The Push For A Digital Currency Continues



ECB Trademarks "Digital Euro" As It Begins Experiments On Digital Currency Launch'



As the world obsesses over Trump's taxes or whether or not he is using oxygen during his covid hospitalization, the biggest overhaul in monetary and currency history is quietly taking place just behind the scenes


Just two weeks ago, Cleveland Fed president Loretta Mester hinted at just how close the US is to a comprehensive overhaul of the entire fiat system when she said that "legislation has proposed that each American have an account at the Fed in which digital dollars could be deposited, as liabilities of the Federal Reserve Banks, which could be used for emergency payments."

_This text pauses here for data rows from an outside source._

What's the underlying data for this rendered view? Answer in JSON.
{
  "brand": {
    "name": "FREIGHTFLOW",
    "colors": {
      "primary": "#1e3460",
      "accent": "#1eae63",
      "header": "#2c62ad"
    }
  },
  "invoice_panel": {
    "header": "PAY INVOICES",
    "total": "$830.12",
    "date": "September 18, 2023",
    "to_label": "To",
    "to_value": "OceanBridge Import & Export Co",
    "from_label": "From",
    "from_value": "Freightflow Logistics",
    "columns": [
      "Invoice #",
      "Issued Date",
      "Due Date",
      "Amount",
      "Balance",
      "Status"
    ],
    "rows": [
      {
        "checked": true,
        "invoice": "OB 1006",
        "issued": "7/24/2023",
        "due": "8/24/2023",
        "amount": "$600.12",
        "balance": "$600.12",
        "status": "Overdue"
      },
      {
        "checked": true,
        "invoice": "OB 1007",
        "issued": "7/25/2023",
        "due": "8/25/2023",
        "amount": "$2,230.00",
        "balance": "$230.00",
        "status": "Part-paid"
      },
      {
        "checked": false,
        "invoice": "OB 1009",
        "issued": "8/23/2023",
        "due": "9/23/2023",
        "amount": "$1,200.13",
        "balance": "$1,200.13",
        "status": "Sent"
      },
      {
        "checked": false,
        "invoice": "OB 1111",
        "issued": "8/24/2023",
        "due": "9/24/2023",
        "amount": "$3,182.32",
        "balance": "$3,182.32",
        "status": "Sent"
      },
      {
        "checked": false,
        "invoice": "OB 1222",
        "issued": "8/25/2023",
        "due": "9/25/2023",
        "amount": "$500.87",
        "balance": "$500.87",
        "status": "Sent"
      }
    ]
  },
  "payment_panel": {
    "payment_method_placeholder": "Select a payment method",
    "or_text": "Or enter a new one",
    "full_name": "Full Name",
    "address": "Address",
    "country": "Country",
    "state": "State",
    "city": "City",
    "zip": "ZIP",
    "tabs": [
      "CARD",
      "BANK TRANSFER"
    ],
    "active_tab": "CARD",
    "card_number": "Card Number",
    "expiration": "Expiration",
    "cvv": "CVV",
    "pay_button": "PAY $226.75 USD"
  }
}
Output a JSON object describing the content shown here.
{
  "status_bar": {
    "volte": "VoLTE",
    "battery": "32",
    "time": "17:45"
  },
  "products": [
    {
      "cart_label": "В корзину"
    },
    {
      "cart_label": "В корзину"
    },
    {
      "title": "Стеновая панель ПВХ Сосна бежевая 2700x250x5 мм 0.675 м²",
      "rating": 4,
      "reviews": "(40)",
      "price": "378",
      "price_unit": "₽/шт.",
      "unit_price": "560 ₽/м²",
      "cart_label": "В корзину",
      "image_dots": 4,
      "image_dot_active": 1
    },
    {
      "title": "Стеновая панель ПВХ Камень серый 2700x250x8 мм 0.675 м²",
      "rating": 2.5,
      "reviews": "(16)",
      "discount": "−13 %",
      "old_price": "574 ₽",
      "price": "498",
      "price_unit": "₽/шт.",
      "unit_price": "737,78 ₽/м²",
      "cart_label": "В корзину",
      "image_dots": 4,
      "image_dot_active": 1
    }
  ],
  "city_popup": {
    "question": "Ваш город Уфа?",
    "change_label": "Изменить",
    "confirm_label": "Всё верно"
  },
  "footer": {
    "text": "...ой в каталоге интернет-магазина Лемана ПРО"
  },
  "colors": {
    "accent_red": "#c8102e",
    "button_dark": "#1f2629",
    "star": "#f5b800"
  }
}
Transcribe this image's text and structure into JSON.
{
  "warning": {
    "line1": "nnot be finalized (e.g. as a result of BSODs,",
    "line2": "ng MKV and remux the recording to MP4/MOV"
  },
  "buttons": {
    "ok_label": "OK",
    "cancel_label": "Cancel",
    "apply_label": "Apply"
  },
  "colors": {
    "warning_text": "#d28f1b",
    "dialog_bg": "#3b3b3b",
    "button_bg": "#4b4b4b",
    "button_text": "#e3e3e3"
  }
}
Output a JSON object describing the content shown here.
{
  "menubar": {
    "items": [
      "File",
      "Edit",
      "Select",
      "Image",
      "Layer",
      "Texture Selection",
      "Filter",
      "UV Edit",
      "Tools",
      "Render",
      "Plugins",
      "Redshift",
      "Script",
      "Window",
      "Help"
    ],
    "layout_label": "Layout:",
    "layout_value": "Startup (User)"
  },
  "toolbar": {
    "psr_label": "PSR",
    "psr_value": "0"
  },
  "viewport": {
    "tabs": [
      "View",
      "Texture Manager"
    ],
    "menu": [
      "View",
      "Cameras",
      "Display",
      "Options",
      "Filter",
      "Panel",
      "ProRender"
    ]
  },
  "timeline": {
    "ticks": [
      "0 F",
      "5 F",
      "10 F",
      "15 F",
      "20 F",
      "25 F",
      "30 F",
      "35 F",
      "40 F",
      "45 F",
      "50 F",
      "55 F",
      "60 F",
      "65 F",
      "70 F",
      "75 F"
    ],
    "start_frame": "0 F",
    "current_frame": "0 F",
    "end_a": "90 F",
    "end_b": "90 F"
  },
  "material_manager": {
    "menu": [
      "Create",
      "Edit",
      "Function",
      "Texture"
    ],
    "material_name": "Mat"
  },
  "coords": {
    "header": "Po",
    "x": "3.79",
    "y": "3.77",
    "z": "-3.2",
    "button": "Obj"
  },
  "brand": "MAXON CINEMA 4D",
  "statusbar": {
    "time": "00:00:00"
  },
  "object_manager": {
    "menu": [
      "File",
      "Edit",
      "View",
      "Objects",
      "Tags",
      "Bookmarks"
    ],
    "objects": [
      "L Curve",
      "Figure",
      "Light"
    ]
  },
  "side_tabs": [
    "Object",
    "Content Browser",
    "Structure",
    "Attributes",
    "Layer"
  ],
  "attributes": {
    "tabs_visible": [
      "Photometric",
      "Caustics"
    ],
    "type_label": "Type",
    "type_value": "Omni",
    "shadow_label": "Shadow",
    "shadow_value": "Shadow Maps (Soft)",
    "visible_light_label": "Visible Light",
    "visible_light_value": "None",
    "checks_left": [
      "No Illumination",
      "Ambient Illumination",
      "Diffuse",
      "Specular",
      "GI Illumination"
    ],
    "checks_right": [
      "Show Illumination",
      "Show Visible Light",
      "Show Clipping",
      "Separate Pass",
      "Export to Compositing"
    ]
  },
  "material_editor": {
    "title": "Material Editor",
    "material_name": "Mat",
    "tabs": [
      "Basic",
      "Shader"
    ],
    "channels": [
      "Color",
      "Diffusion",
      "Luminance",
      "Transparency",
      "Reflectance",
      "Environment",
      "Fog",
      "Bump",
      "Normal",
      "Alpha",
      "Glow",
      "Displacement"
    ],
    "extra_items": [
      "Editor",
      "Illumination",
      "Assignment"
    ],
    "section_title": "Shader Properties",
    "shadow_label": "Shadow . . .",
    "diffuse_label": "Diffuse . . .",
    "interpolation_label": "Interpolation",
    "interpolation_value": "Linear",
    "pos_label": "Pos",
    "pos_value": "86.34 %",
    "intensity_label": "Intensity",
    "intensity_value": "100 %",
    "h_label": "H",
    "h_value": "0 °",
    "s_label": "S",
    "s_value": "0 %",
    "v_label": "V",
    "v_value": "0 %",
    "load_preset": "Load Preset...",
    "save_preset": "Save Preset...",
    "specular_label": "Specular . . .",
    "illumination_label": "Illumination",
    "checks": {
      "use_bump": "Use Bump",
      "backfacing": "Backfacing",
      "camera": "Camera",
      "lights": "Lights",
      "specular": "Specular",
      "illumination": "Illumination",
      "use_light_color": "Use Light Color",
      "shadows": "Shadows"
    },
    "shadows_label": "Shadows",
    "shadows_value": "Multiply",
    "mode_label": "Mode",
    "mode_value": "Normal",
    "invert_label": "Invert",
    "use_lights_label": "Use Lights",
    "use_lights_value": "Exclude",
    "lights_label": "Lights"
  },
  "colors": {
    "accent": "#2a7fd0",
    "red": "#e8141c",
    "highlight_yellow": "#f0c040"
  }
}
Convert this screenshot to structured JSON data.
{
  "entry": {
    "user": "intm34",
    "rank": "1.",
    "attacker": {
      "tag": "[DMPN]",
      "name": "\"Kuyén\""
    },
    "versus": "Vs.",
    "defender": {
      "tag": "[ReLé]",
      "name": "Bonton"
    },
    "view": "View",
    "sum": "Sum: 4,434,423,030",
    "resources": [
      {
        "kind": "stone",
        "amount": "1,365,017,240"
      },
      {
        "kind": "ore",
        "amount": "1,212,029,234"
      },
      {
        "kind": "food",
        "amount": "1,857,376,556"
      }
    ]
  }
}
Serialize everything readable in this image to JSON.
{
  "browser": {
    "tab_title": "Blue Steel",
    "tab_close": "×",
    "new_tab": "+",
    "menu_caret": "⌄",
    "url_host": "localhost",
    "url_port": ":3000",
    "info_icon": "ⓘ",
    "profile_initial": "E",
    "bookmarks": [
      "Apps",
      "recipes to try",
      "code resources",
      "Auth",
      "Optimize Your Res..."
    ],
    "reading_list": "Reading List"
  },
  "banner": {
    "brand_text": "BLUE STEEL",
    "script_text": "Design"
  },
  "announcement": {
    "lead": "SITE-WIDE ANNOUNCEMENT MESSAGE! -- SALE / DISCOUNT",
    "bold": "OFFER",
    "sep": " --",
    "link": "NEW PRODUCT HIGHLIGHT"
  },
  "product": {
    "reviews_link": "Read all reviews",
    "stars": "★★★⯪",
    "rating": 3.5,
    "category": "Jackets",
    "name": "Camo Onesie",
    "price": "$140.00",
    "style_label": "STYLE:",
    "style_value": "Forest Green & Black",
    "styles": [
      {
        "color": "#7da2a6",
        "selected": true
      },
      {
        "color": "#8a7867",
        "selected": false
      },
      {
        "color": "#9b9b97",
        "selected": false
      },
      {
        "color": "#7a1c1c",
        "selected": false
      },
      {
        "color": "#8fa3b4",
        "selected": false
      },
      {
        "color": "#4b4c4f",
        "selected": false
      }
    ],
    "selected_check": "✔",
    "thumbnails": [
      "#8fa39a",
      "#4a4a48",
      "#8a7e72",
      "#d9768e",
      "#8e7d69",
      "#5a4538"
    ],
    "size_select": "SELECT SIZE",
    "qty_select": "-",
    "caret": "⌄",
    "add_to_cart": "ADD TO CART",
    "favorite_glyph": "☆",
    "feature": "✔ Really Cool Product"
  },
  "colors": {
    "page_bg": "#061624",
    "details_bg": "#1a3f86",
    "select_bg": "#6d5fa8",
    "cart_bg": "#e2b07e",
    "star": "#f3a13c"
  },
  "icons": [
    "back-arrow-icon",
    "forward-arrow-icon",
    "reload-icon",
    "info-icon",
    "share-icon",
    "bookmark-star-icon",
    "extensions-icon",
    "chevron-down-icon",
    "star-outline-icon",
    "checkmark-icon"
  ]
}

This, together with an August Bloomberg interview with Simon Potter, who led the Federal Reserve Bank of New York’s markets group for years, and Julia Coronado, who spent eight years as an economist for the Fed’s Board of Governors (the two are among the innovators brainstorming solutions to what has emerged as the most crucial and difficult problem facing the Fed: get money swiftly to people who need it most in a crisis), in which the duo suggested depositing digital dollars directly in households’ apps, prompted us to write two weeks ago that "In An Unprecedented Monetary Overhaul, The Fed Is Preparing To Deposit "Digital Dollars" Directly To Each American."

Yet when it comes to clogged funding pipelines and a slow monetary transmission mechanism, while the Fed may be slow in responding to the collapsing monetary velocity the ECB is absolutely glacial, largely due to the fact that while the Euro area shares a monetary regime it still has independent fiscal regimes.

Which may explain why while the digital dollar is still in its development stage (the Fed is currently conducting joint research with MIT on whether and when to launch it), Europe is far closer to hitting the "green"

button on a digital currency: on September 22 the ECB quietly filed to trademark the term "digital euro" (which appropriately enough abbreviates to DE to instill a sense of German patriotism when officials push Europe's most conservative society into the great monetary unknown) as disclosed by the website of the European Union Intellectual Property Office, as European officials are preparing to release an assessment of the benefits and drawbacks of creating a digital version of the currency.